October 28, 2013

JAMA study questions FDA's shorter drug approval times

By Toni Clarke

WASHINGTON | Tue Oct 29, 2013 3:53am IST

WASHINGTON (Reuters) - New drugs that receive expedited review by the Food and Drug Administration are being tested on fewer patients, leaving many safety questions unanswered even after they are approved, a study released on Monday in the Journal of the American Medical Association found.

Study authors Thomas Moore of the Institute for Safe Medication Practices and Dr Curt Furberg, a professor at Wake Forest School of Medicine, examined the development times, clinical testing and risks associated with 20 new drugs approved in 2008. Eight were given expedited review and 12 standard review.

It found that expedited drugs underwent a median of 5.1 years of clinical testing before being approved, compared with 7.5 years for those that underwent a standard review. But in many cases safety monitoring trials that were supposed to be conducted after the products were approved were either not conducted, not completed, or not submitted to the FDA.

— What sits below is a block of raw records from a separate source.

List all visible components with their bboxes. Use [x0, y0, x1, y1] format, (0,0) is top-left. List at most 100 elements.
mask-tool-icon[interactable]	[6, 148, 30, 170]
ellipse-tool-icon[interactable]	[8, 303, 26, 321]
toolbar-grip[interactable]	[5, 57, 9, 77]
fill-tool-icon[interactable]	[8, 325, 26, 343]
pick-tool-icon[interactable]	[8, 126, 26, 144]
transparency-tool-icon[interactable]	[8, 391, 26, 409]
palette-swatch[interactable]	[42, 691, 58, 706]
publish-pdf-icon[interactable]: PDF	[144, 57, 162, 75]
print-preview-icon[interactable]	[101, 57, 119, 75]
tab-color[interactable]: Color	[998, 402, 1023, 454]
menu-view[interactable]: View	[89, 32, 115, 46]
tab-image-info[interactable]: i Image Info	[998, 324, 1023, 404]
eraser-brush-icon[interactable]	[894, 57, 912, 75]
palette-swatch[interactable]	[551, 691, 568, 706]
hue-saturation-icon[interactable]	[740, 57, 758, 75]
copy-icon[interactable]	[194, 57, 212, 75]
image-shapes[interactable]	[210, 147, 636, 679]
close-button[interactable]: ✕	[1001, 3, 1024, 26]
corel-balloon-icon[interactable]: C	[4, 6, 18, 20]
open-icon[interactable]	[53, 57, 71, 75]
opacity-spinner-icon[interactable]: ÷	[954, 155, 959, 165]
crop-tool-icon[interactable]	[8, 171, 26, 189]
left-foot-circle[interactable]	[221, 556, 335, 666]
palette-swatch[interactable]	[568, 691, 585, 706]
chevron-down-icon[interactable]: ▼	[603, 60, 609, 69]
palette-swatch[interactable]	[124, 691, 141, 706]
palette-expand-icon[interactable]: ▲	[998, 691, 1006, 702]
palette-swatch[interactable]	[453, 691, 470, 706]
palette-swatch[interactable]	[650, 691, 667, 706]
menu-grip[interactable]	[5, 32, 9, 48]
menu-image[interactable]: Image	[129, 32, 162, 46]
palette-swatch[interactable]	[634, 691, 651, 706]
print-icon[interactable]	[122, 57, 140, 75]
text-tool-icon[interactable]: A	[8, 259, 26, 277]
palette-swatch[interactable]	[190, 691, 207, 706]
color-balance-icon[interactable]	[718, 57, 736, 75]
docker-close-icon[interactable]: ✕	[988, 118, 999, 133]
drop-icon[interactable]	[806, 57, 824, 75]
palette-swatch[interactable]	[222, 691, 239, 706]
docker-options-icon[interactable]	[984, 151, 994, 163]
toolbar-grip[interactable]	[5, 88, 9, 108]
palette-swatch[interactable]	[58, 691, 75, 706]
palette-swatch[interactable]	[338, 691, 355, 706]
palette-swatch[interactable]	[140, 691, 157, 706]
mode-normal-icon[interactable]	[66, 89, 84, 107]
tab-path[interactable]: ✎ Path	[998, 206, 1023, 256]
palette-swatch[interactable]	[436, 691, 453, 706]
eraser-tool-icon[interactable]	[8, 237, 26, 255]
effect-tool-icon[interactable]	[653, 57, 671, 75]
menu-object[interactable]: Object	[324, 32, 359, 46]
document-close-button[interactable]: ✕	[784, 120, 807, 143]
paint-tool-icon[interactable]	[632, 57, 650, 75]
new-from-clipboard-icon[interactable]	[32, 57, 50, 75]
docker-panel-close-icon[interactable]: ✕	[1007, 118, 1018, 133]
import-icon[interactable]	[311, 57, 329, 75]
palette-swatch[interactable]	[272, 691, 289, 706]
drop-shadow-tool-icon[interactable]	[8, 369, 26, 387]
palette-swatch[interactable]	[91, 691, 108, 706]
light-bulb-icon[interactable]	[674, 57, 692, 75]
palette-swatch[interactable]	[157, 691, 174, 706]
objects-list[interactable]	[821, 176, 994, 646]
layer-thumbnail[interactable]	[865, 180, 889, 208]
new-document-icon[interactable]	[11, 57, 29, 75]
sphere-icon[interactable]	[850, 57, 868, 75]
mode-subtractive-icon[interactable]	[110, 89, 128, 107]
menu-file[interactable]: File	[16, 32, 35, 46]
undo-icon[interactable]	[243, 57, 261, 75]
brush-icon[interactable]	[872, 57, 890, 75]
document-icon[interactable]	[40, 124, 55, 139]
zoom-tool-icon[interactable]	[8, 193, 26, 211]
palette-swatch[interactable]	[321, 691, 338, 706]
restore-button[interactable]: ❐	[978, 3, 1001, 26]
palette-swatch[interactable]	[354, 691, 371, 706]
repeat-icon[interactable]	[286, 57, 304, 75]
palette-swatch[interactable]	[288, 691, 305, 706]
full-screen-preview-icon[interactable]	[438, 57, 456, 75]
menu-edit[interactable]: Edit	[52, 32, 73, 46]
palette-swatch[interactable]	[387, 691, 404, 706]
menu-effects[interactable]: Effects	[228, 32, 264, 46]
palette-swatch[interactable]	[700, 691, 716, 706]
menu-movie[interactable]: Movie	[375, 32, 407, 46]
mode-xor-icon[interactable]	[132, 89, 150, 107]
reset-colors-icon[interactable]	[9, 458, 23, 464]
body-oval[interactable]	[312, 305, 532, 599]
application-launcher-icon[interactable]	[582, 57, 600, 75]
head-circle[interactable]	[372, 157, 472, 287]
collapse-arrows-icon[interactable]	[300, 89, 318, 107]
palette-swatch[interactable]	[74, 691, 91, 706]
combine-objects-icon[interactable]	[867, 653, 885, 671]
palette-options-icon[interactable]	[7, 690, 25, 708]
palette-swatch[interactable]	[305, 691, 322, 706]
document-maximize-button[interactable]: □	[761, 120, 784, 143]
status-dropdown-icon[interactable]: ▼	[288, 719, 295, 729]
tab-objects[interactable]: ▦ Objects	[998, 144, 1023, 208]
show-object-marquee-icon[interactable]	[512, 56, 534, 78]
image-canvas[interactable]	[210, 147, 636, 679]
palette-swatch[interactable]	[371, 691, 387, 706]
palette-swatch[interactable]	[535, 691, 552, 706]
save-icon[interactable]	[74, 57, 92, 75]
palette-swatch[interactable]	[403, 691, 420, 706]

"The testing of new drugs has shifted from a situation in which most testing was conducted prior to initial approval to a situation in which many innovative drugs are more rapidly approved after a small trial in a narrower patient population with extensive additional testing conducted after approval," the authors said.

At the urging of patient groups, Congress and the drug industry, the FDA over the past decade has introduced multiple mechanisms for speeding new products to the market. While patient groups and drug companies applaud these measures, saying they get much-needed medication into the hands of patients more quickly, critics say the agency is approving products before they have been fully vetted.

Of the drugs studied by Moore and Furberg in 2008, the FDA required 85 follow-up trials to monitor for safety. By 2013, only 40 percent of those studies had been completed.

The FDA said in a statement that it will review the article in more detail but that on the surface "it shows that the expedited development programs are working as intended by getting promising new drugs to patients more quickly."

RELAXED EVIDENCE

The FDA has traditionally required two controlled clinical trials to prove that a drug is safe and effective. Over time the agency has relaxed the evidence it is willing to accept for certain products.

In some cases the FDA will accept data from a single trial and success may be judged on the basis of a surrogate measure - such as tumor shrinkage - that may or may not translate into a concrete measure such as increased survival.

"In situations of serious and life-threatening diseases with unmet medical need, patients and physicians who treat them have told us repeatedly that they are willing to accept greater uncertainty about risk in order to have access to the hope of improved treatment today," the FDA said in its statement.

The FDA is discussing additional measures to speed the drug development process, including the use of "enriched" trials that would select patients based on certain demographic or genetic characteristics in order to increase the chance of a trial's success.

The idea is to direct treatment to patients for whom it will be most effective or who are most likely to respond.

But in a commentary published alongside the study, Daniel Carpenter, a professor of government at Harvard University, said the FDA has put few measures in place to ensure that drugs that are approved based on limited populations are only marketed to those limited groups.

"The current system of accelerating drug approval in the United States can be described as a growing hodgepodge of exceptions to the rule of rigorous premarket review," he said.

The FDA said it has a "robust program for postmarketing surveillance and ensuring the completion of required post-approval trials."

"We believe that we have set the bar for the balance between pre-approval testing and early availability of promising new drugs to treat serious and life-threatening diseases in the right place."